Tubes need to be plugged at both ends of the pressure vessel.

It is a good practice to:
Install a plug that is the same as or a compatible material to the tube and tube sheet. Puncture the leaky tube using a one revolution tube cutter to relieve back pressure. Some contractors weld the tube plugs to the tube sheet after they are installed to permanently secure the plugs in place.

Tube Removers-One or a combination of the three below methods is used to remove a tube from a boiler or chiller vessel

- Tube Cutters- Tube Cutters are used to internally cut from the inside to the outside of the tube behind the tube sheet on one end. This lessens the force required to pull a tube. To eliminate tube cutting chips in the vessel, tubes should be scored and not totally cut through. The tube cutter needs to have sufficient reach to cut behind the tube sheet. Proper lubrication and cutting speed will increase cutting blade life.
- Tube Pullers- Used to break the seal and pull expanded tubes from a tube sheet. A spear or expanding collet is inserted and engaged into the tube inner diameter. A ram or gun applies force to exert an extracting force on the tube. The power to pull the tube is generated manually or through a hydraulic pump. The hydraulic pump can be manually, electrically or pneumatically driven. The pulling force required will vary with the tube size and wall, the depth of the tube sheet and tube material.
- Pneumatic Hammers-Pneumatic Hammers are an alternative method to remove tube stubs from heat exchangers and boilers. Maintenance technicians use piloted knockout tools to avoid damage to the tube sheet. The knockout tool is inserted into the tube and the impact pneumatic hammer is actuated to punch out the tube stub.
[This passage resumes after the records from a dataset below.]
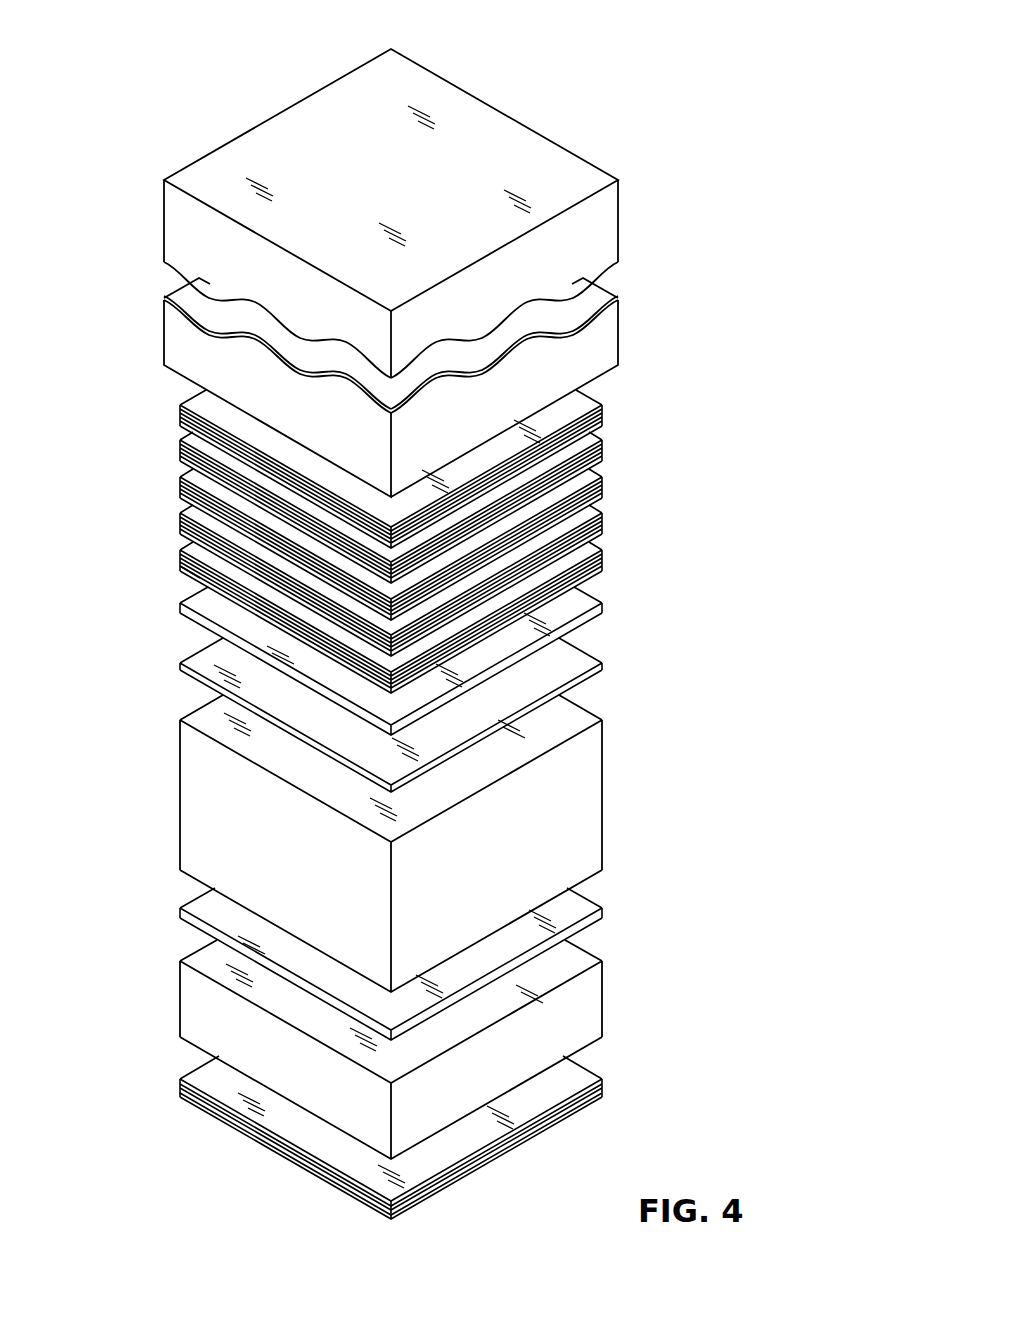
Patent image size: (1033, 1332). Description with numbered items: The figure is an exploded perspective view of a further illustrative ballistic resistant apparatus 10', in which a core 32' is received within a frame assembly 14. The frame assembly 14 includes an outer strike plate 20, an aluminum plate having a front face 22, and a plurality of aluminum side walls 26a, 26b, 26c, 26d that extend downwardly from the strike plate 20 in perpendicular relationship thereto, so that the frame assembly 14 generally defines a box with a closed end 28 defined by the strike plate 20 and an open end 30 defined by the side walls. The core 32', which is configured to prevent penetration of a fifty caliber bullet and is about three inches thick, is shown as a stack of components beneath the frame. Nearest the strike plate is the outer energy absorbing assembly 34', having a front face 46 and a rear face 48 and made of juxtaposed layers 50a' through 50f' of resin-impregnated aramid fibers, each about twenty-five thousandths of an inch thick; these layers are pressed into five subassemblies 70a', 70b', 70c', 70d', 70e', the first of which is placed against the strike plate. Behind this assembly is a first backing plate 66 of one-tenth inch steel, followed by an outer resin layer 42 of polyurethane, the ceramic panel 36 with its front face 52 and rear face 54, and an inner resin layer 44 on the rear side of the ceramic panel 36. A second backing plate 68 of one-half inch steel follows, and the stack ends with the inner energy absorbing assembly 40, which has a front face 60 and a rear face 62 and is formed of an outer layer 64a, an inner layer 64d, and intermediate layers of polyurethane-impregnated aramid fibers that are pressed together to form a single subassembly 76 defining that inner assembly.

The ballistic resistant apparatus 10' is at (438, 611).
The frame assembly 14 is at (505, 112).
The outer strike plate 20 is at (347, 107).
The front face 22 is at (408, 190).
The side wall 26a is at (603, 222).
The side wall 26b is at (180, 220).
The side wall 26c is at (183, 278).
The side wall 26d is at (603, 285).
The closed end 28 is at (218, 107).
The open end 30 is at (181, 383).
The core 32' is at (443, 785).
The outer energy absorbing assembly 34' is at (479, 530).
The ceramic panel 36 is at (603, 792).
The inner energy absorbing assembly 40 is at (208, 1115).
The outer resin layer 42 is at (595, 652).
The inner resin layer 44 is at (603, 911).
The front face 46 is at (230, 418).
The rear face 48 is at (189, 584).
The layer 50a' is at (454, 447).
The layer 50f' is at (467, 632).
The front face 52 is at (570, 728).
The rear face 54 is at (601, 881).
The front face 60 is at (562, 1093).
The rear face 62 is at (527, 1141).
The outer layer 64a is at (270, 1132).
The inner layer 64d is at (308, 1168).
The first backing plate 66 is at (598, 595).
The second backing plate 68 is at (603, 999).
The subassembly 70a' is at (431, 458).
The subassembly 70b' is at (451, 507).
The subassembly 70c' is at (450, 544).
The subassembly 70d' is at (451, 580).
The subassembly 70e' is at (442, 617).
The subassembly 76 is at (605, 1084).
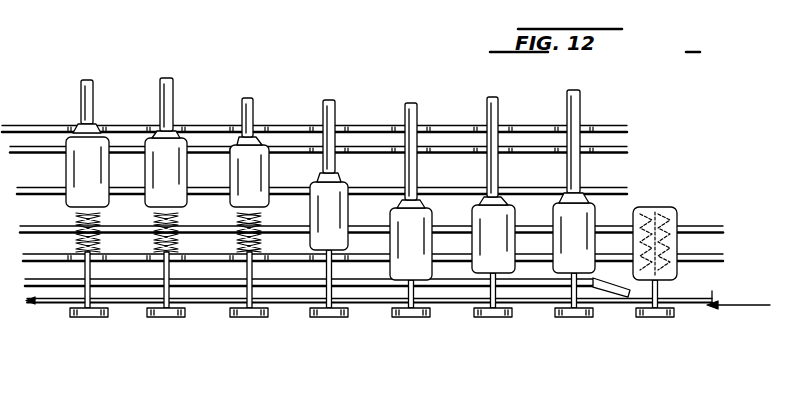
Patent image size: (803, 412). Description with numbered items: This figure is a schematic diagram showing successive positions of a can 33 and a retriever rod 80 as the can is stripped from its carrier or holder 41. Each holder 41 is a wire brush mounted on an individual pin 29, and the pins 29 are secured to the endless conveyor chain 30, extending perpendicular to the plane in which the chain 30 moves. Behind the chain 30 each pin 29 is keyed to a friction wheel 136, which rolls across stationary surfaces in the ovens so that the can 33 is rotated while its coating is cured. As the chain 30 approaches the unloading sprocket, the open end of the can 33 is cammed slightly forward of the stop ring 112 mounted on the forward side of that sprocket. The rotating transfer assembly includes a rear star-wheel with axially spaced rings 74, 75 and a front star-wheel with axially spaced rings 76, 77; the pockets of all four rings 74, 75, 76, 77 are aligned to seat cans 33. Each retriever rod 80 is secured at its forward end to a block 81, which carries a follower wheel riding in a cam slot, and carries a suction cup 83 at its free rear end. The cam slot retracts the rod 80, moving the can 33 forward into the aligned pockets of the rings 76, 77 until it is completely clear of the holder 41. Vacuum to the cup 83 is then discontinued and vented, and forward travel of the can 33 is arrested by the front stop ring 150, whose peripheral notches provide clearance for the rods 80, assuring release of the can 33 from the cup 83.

The retriever rod 80 is at (80, 99).
The block 81 is at (72, 127).
The ring of front star-wheel 77 is at (207, 147).
The ring of front star-wheel 76 is at (218, 178).
The ring of rear star-wheel 75 is at (218, 218).
The front stop ring 150 is at (360, 136).
The ring of rear star-wheel 74 is at (207, 266).
The stop ring 112 is at (360, 279).
The pin 29 is at (243, 288).
The endless conveyor chain 30 is at (132, 306).
The friction wheel 136 is at (78, 318).
The can 33 is at (598, 213).
The suction cup 83 is at (585, 193).
The holder 41 is at (677, 213).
Tube Installation (Tube Expanders)- Tube expanding refers to the process of mechanically expanding a tube so that its end diameter is increased to fit into a larger holesheet or header, while the body of the tube retains an initial diameter. Construction of heat exchangers, boilers, and surface condenser tubes is mainly limited to copper, steel, stainless steel, and cast iron with exceptions such as the use of titanium in ultra high pressure vessel applications. To assure a proper tube joint, the tube wall must be reduced by a predetermined percentage dependent upon the material the tube is constructed of. For example,
- Tubing Material:
  - Copper & Cupro Nickel 8 - 10%
  - Steel, Carbon Steel & Admiralty Brass 7 - 8%
  - Stainless Steel & Titanium 4 - 5%

Pneumatic or hydraulic torque rolling devices with an expander (consisting of a mandrel, cage with rolls, case assembly with a thrust collar) are used to expand the end of the tube so it seals against the tube sheet of the vessel. The type of tool has to be with paired not only with material but also the inner and outer dimensions of the tube as well. Thickness of the tube sheet (what each individual tube is inserted into) has to be taken into consideration during tube removal or installation procedures.